The z-score more precisely portrays differences in performance across states (as shown in Overall health system performance) than the simple ranking approach used in our scorecards prior to 2018. It is also better suited to accommodate the different scales used across scorecard indicators (e.g., percentages, dollars, and population-based rates). This method also aligns with methods used in the Commonwealth Fund’s international health system rankings.
As in previous scorecards, if historical data were not available for a particular indicator in the baseline period, the current year data point was used as a substitute, thus ensuring that ranks in each time period were based on the same number of indicators.
Regional Comparisons
The Scorecard groups states into the eight regions used by the Bureau of Economic Analysis to measure and compare economic activity. The regions are: Great Lakes (Illinois, Indiana, Michigan, Ohio, Wisconsin); Mid-Atlantic (Delaware, District of Columbia, Maryland, New Jersey, New York, Pennsylvania); New England (Connecticut, Maine, Massachusetts, New Hampshire, Rhode Island, Vermont); Plains (Iowa, Kansas, Minnesota, Missouri, Nebraska, North Dakota, South Dakota); Rocky Mountain (Colorado, Idaho, Montana, Utah, Wyoming); Southeast (Alabama, Arkansas, Florida, Georgia, Kentucky, Louisiana, Mississippi, North Carolina, South Carolina, Tennessee, Virginia, West Virginia); Southwest (Arizona, New Mexico, Oklahoma, Texas); and West (Alaska, California, Hawaii, Nevada, Oregon, Washington).
Data in the 2019 State Scorecard are generally comparable with those in the 2018 State Scorecard. However, because of changes in indicators and methodology, rankings in these two scorecards are not comparable to those reported in previous scorecard editions.

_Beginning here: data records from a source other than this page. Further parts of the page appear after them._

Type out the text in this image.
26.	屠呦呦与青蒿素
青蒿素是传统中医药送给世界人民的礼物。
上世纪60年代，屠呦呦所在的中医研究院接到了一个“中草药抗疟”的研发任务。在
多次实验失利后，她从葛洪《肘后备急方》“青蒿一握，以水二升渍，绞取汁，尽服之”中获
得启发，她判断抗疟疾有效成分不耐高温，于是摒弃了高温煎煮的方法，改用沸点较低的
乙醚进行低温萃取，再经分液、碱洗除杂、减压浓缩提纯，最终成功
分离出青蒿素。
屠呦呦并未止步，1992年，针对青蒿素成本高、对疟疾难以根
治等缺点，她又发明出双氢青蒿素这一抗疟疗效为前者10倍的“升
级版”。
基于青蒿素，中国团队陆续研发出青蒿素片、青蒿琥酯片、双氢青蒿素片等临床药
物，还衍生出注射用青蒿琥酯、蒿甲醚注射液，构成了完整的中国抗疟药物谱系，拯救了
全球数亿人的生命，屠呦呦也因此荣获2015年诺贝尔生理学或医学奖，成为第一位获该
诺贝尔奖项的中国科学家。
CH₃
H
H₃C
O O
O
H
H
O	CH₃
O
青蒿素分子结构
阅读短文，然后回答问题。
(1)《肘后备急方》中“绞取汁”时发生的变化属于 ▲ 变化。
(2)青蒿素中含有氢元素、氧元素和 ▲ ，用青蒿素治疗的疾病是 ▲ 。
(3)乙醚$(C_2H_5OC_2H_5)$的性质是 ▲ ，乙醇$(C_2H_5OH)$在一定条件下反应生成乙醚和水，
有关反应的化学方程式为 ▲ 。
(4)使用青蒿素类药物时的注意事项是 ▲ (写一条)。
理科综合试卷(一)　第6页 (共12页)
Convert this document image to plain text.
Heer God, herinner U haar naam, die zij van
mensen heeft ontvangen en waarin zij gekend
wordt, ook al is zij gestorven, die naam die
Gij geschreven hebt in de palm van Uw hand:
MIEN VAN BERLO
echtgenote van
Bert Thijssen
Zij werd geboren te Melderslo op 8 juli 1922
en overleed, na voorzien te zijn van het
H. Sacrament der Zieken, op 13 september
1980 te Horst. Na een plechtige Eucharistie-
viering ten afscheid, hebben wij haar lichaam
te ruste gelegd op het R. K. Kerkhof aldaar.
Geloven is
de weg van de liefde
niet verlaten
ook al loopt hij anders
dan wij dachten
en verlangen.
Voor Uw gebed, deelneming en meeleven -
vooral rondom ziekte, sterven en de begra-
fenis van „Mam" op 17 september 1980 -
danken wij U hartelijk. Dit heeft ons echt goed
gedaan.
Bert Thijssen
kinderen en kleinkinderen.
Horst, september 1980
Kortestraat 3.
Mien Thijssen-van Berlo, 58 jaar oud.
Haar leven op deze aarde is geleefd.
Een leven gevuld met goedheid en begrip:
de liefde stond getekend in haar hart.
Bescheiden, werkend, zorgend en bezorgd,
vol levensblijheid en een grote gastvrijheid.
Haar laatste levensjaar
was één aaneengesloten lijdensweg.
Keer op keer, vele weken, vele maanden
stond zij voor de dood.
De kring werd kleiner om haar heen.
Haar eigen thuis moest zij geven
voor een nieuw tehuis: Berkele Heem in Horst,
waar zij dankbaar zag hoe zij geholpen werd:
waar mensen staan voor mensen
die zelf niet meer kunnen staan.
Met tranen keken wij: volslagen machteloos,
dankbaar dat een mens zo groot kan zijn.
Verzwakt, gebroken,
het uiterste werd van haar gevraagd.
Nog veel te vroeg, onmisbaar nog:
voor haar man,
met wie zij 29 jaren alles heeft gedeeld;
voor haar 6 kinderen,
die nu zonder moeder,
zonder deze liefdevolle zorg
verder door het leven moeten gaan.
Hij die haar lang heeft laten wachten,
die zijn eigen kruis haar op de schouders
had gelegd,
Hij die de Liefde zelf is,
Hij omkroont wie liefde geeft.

Methodological changes from the 2018 State Scorecard
- The Centers for Medicare and Medicaid Services (CMS) changed the way it reports survey responses from the Hospital Consumer Assessment of Healthcare Providers and Systems (HCAHPS) in its Hospital Compare public use data. This change impacted one of the measures we used to evaluate hospitalized patients’ experiences. Rather than constructing our own composite of hospitalized patients’ experiences, as was done in the 2018 State Scorecard, we substituted a CMS-constructed composite summary of hospitals’ HCAHPS scores. This composite has a 100-point scale, with 100 points representing the highest possible patient experience summary score. We convert this into a measure suitable for use in the 2019 State Scorecard by calculating the share of hospitals in a state with HCAHPS patient experience summary scores lower than the national median.
- The 2018 State Scorecard reported deaths from suicide, alcohol, and drug overdose in a single composite, referred to as “deaths of despair.” In 2019, we report each component separately to better capture variations among states in the underlying causes of death.
- In previous years, the indicator measuring “high out-of-pocket medical spending relative to income” included over-the-counter drug costs. Since these costs were excluded from the most recent data (2016–17), we also removed them from our baseline estimate (2013–14) for comparability.
- Several indicators in the 2018 State Scorecard were grouped and reported for separate age stratifications within the same measurement construct (e.g., potentially avoidable emergency department visits among working-age adults and Medicare beneficiaries). An adjustment was made to down-weight each age group within the construct for scoring. The same data are used in the 2019 State Scorecard, but we no longer make the scoring adjustment. Sensitivity analyses indicate that this change has no impact on state rankings.